You can still see the remains of the Leffel Wheel, on the 'Working Waters' self-guided tour, below the Blue Lake dam. A sign gives a brief explanation of how it operated, as does the Acoustiguide audio commentary for this trail. The transmission towers, to carry power from the Hydro electric plant into the caves, still stand beside the lake, whilst high up in the Grand Arch is an inverter house that converted the generated current from 240v to 110v to light the caves. (110v was the preferred operating current of the Mines Department.)

The hydro plant was upgraded in 1953, with a back up diesel generator installed in the old coach house located above the lake.

Nowadays, electricity from the state grid powers the Caves and Cave house, while the hydro, using one of its generators, serves some staff cottages. 

The original wiring in the caves used cloth covering, which rotted in the damp atmosphere. Knife blade power switches suffered similar problems with corrosion. A gradual program to replace all the wiring and switches was undertaken from the 1950’s onwards.

Most Advanced Cave Lighting System in the World

Example of new LED lighting in the Orient CaveDuring the new century, with new technology, it was decided to relight the entire cave system. The Imperial Cave was the first to have the C–Bus system. This is a microprocessor based control and management operating system, triggered by remote control. Diochroic lights and compact fluorecscents (later LEDs) were installed in the caves, on the south side of the limestone belt.

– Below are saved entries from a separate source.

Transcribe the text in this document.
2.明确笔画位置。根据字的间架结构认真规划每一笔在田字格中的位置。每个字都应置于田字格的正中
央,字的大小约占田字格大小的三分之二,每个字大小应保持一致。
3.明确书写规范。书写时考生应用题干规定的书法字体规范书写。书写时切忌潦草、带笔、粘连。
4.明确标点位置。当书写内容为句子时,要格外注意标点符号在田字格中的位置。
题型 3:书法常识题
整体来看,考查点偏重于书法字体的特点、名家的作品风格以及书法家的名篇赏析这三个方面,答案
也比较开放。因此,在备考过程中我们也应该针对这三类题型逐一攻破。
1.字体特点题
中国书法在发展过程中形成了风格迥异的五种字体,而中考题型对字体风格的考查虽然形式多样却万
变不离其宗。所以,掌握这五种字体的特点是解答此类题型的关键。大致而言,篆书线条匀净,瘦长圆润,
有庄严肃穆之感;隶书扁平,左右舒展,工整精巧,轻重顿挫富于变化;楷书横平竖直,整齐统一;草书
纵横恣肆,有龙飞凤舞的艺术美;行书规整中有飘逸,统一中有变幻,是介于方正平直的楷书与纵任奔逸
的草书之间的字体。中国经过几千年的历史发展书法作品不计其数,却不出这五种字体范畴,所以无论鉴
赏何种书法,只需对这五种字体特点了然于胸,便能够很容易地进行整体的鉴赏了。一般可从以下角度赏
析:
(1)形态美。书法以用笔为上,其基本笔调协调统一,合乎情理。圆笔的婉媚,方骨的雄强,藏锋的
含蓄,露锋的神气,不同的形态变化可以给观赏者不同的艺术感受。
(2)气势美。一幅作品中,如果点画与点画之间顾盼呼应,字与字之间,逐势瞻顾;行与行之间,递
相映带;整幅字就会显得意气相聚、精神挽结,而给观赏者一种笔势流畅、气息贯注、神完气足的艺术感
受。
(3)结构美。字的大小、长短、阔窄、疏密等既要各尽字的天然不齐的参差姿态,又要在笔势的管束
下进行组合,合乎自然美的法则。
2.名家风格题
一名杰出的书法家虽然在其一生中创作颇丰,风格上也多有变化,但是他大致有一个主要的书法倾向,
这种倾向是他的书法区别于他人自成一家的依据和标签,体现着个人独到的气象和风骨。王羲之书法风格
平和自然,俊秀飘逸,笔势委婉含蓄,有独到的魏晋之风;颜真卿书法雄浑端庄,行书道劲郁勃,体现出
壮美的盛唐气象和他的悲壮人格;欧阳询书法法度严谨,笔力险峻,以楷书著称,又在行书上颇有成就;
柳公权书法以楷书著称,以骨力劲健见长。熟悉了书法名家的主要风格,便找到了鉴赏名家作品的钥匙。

The great advantage of the new system is that it operates at a much reduced voltage thus drawing much less power. The new lights give off very little heat. The old incandescent bulbs encouraged lampenflora (moss) to grow on the crystals. The Carbon footprint of Jenolan Caves, once the size of an elephant, is now the size of a small bird. Eventually all the caves will utilize this technology, which is currently considered the most advanced Cave lighting system in the world.